Desde el ministerio reafirmaron que los motivos estaban solamente vinculados a “problemas familiares que tendría desde hace unos meses la funcionaria”.

Por Redacción

Laura Méndez dejó la secretaria de Derechos Humanos de la provincia. La barilochense había arribado al cargo de la mano de la ministra de Educación y DD.HH Mónica Silva a mediados de febrero de 2017. A pocos días de cumplir un año en el cargo abandonó la gestión de Weretilneck.

Sobre su salida, la destacada profesional expresó “el día 10 de enero pasado presenté la renuncia indeclinable a mi cargo de Secretaria de Derechos Humanos por cuestiones estrictamente personales “, y según se supo dejará de ser funcionaria de Rio Negro a partir del 15 de febrero.

Desde el ministerio reafirmaron que los motivos estaban solamente vinculados a “problemas familiares que tendría desde hace unos meses la funcionaria”.

Méndez se va agradeciendo a “el gobernador de la provincia Alberto Wereltineck y al vicegobernador Pedro Pesatti, por la confianza depositada y por la libertad de opinión y acción.

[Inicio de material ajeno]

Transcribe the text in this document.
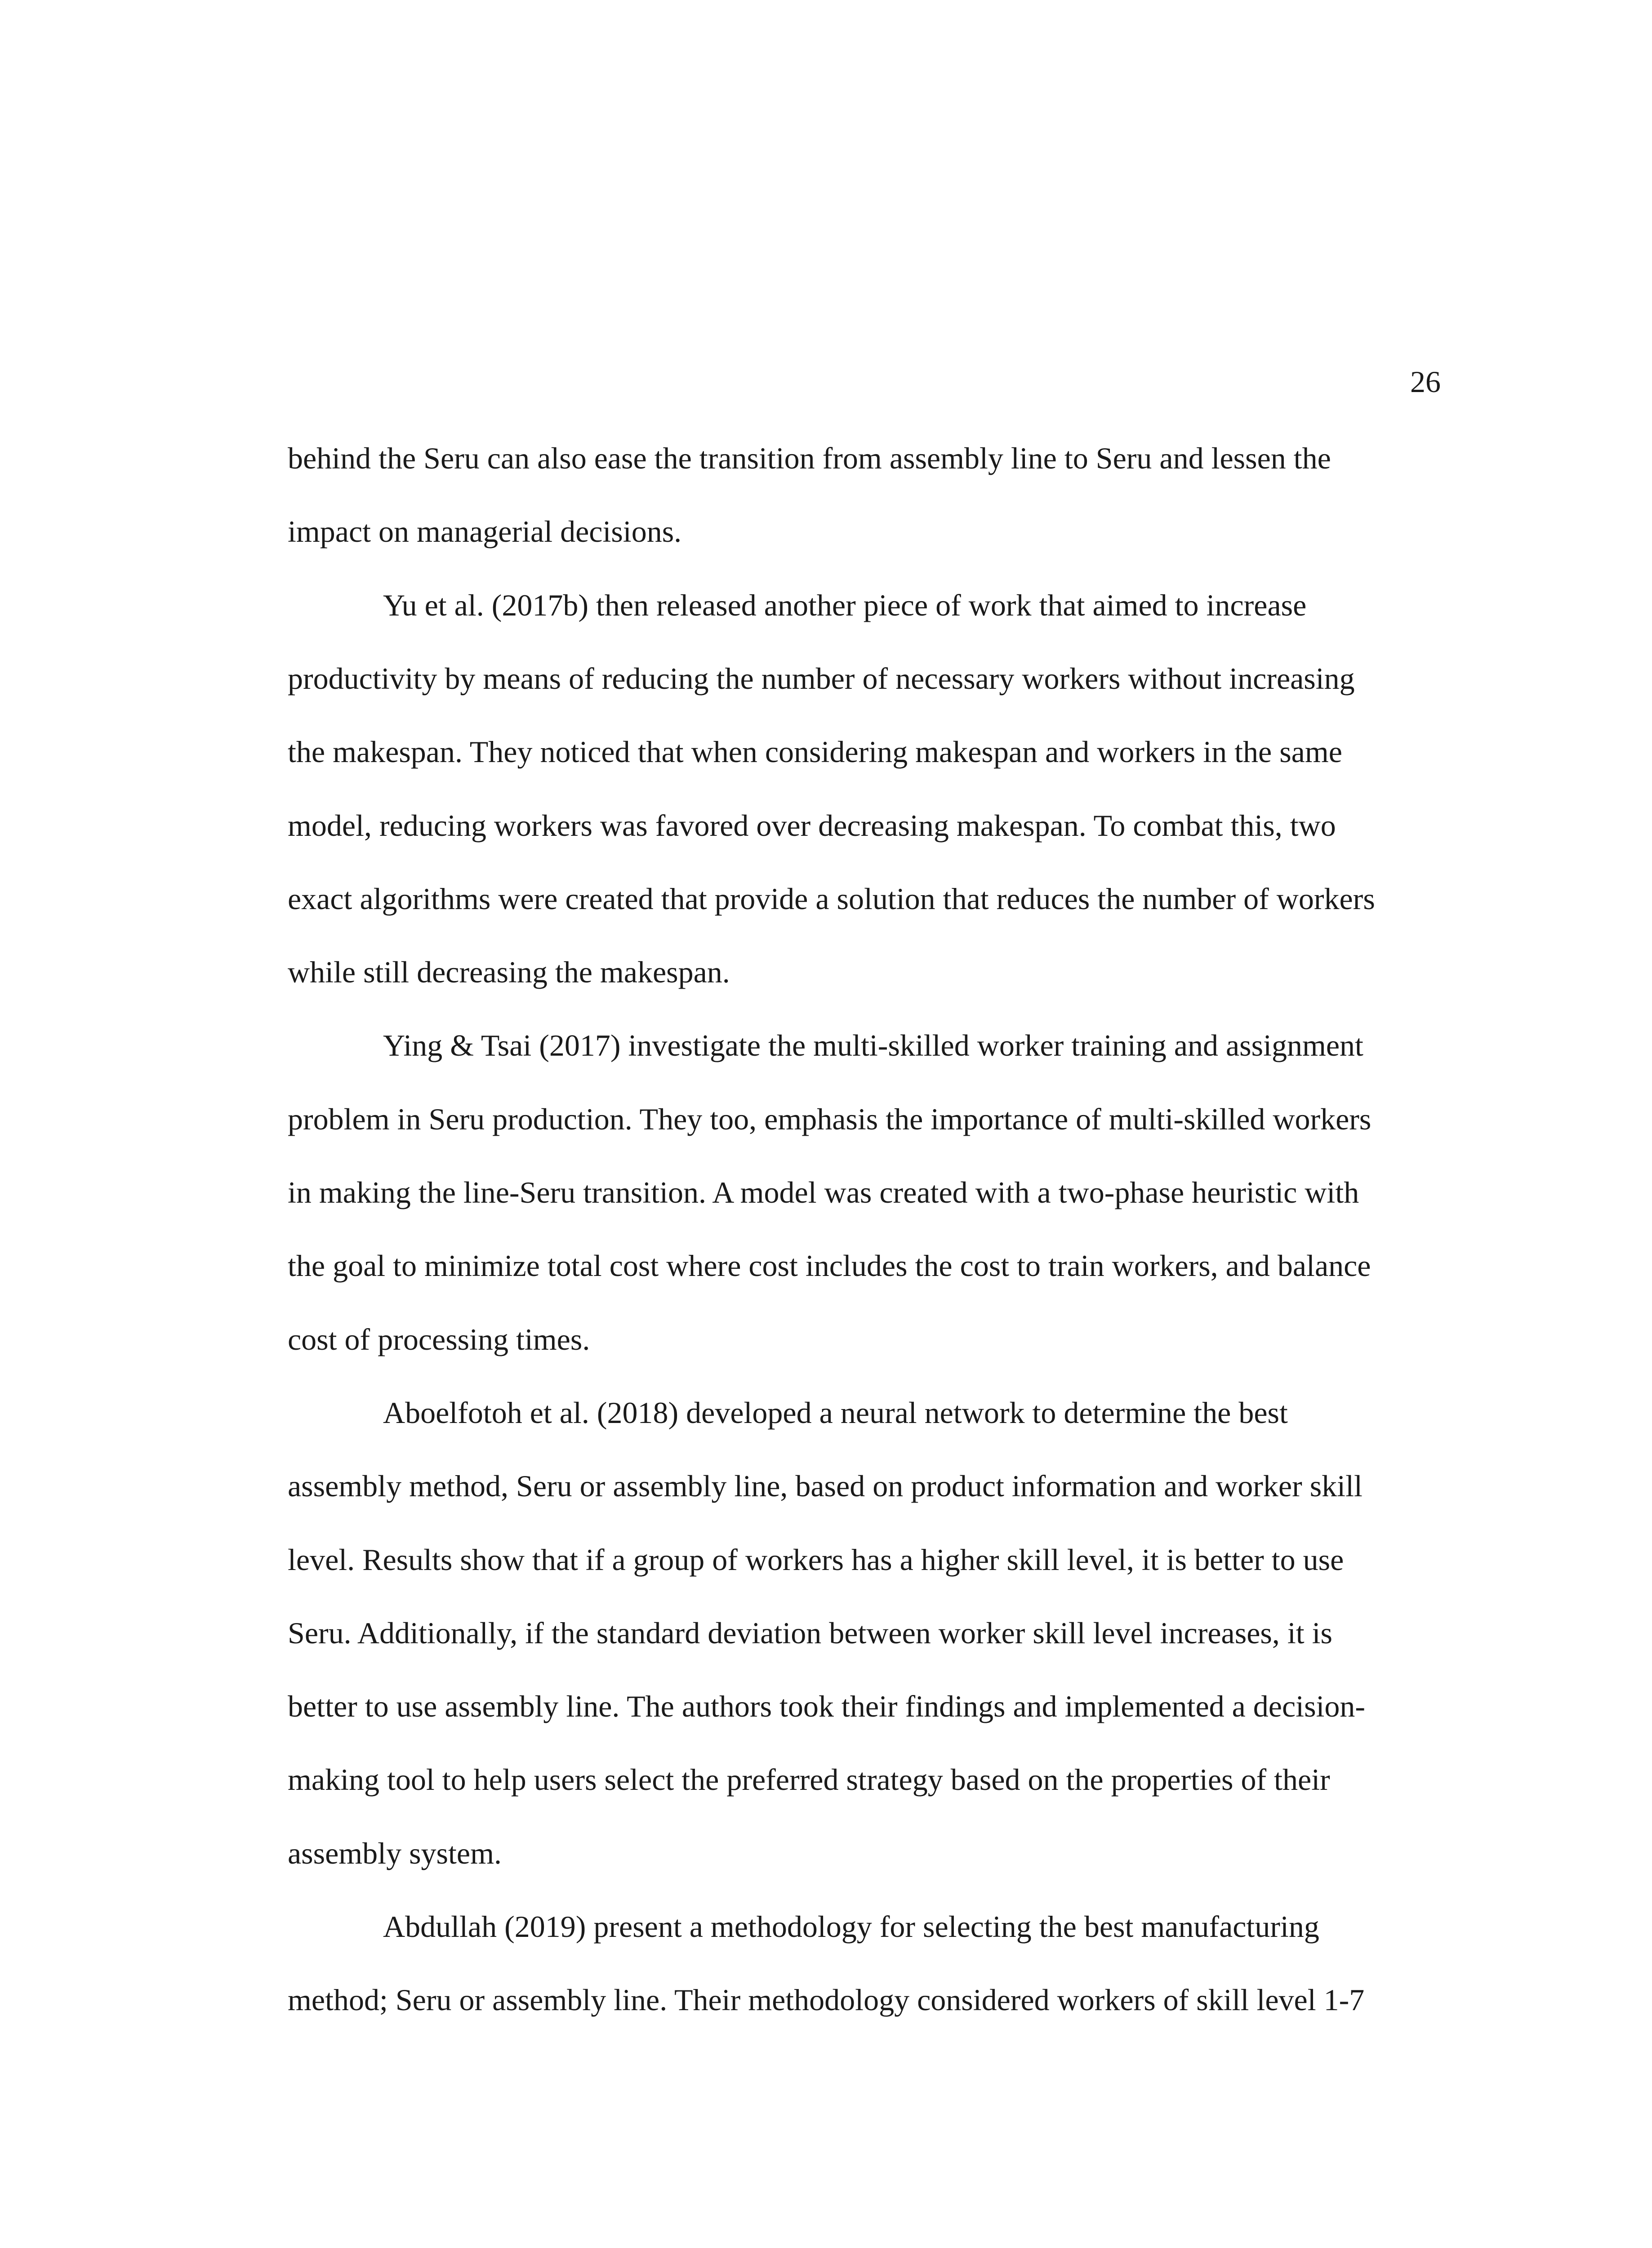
26
behind the Seru can also ease the transition from assembly line to Seru and lessen the
impact on managerial decisions.
Yu et al. (2017b) then released another piece of work that aimed to increase
productivity by means of reducing the number of necessary workers without increasing
the makespan. They noticed that when considering makespan and workers in the same
model, reducing workers was favored over decreasing makespan. To combat this, two
exact algorithms were created that provide a solution that reduces the number of workers
while still decreasing the makespan.
Ying & Tsai (2017) investigate the multi-skilled worker training and assignment
problem in Seru production. They too, emphasis the importance of multi-skilled workers
in making the line-Seru transition. A model was created with a two-phase heuristic with
the goal to minimize total cost where cost includes the cost to train workers, and balance
cost of processing times.
Aboelfotoh et al. (2018) developed a neural network to determine the best
assembly method, Seru or assembly line, based on product information and worker skill
level. Results show that if a group of workers has a higher skill level, it is better to use
Seru. Additionally, if the standard deviation between worker skill level increases, it is
better to use assembly line. The authors took their findings and implemented a decision-
making tool to help users select the preferred strategy based on the properties of their
assembly system.
Abdullah (2019) present a methodology for selecting the best manufacturing
method; Seru or assembly line. Their methodology considered workers of skill level 1-7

A La ministra Mónica Silva, por su apoyo, su liderazgo y su acompañamiento a la gestión, en la que los lazos entre Educación y Derechos Humanos se fortalecieron y nutrieron mutuamente”.

También destacó a todo el equipo de trabajo del Ministerio de Educación y Derechos Humanos, por hacerla parte de un proyecto que consideró colectivo, participativo y solidario, en el que el debate y las acciones conjuntas se potencian en pos de aportar a la buena educación y a la perspectiva de los derechos humanos como ejercicio cotidiano de la ciudadanía.

Agradeció al personal de la Secretaría de Derechos Humanos “por el compromiso con los derechos humanos, la vocación de servicio y el trabajo diario que hicieron de este año de gestión uno de profundo aprendizaje”.

Por último confirmó que el día 15 de febrero compartirá el informe de lo actuado en su gestión al frente de Derechos Humanos y luego volverá a Bariloche.